Let’s circle back to Anthony Rizzo though.

By June 2010, Rizzo was becoming a better-known prospect in baseball circles. He’d make an appearance on a Top 100 ranking the following offseason, coming off a year in which caught the attention of many.

I was not among them.

For years, I have recalled coming away from those two games wondering what all the hype was about. I thought Rizzo looked uncomfortable and awkward at first base. In retrospect, some of this was likely attributable to the inexperienced and/or subpar infielders around him (the shoddy field conditions probably didn’t help either). More concerning, his swing looked slow to me. Rizzo was 2-for-4 in one game (a pair of singles) and 0-for-5 in the other. I came in expecting a high-contact guy who would drive balls to the gaps and that wasn’t what I saw.

Again, I’m not a scout. Nor was I in 2010 when my abilities to properly evaluate a player were nothing compared to where they are today.

Following the 2010 season, Rizzo (and Kelly) was traded to San Diego as part of the return for Adrian Gonzalez. Barely a year later he was on the move again to Chicago. Everything blossomed with the Cubs.
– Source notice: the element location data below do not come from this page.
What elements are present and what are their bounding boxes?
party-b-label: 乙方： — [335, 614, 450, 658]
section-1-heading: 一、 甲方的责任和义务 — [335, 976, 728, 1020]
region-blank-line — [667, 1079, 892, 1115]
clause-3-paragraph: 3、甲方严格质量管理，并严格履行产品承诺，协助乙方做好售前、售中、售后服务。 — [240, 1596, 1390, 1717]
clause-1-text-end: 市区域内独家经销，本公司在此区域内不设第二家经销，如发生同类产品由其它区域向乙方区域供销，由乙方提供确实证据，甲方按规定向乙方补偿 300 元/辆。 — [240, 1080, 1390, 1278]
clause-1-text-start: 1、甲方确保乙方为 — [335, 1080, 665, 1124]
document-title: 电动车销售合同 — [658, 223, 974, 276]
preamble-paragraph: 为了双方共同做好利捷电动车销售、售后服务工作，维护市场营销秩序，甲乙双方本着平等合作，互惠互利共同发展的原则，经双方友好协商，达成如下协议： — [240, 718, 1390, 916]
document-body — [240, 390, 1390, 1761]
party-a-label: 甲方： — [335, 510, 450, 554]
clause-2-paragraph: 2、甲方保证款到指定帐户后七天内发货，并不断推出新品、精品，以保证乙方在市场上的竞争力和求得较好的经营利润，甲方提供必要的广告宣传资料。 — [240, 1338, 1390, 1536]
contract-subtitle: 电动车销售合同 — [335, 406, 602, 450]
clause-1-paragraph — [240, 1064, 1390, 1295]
Rizzo spent ten years with the Cubs, helping them win the 2016 World Series while batting .272/.372/.489. He won four Gold Glove Awards at first base and twice finished in the Top 5 in MVP voting. He is well-regarded in almost all baseball circles as being a genuinely good person and teammate.

He followed that stretch up with four years in New York, slashing .234/.326/.409 for the Yankees while dealing with a handful of injuries (mainly an undiagnosed concussion in 2023).

Rizzo has enjoyed a great career. That first impression I have of him? I was wrong. It was a seriously small sample size, sure, but I was still (happily) wrong.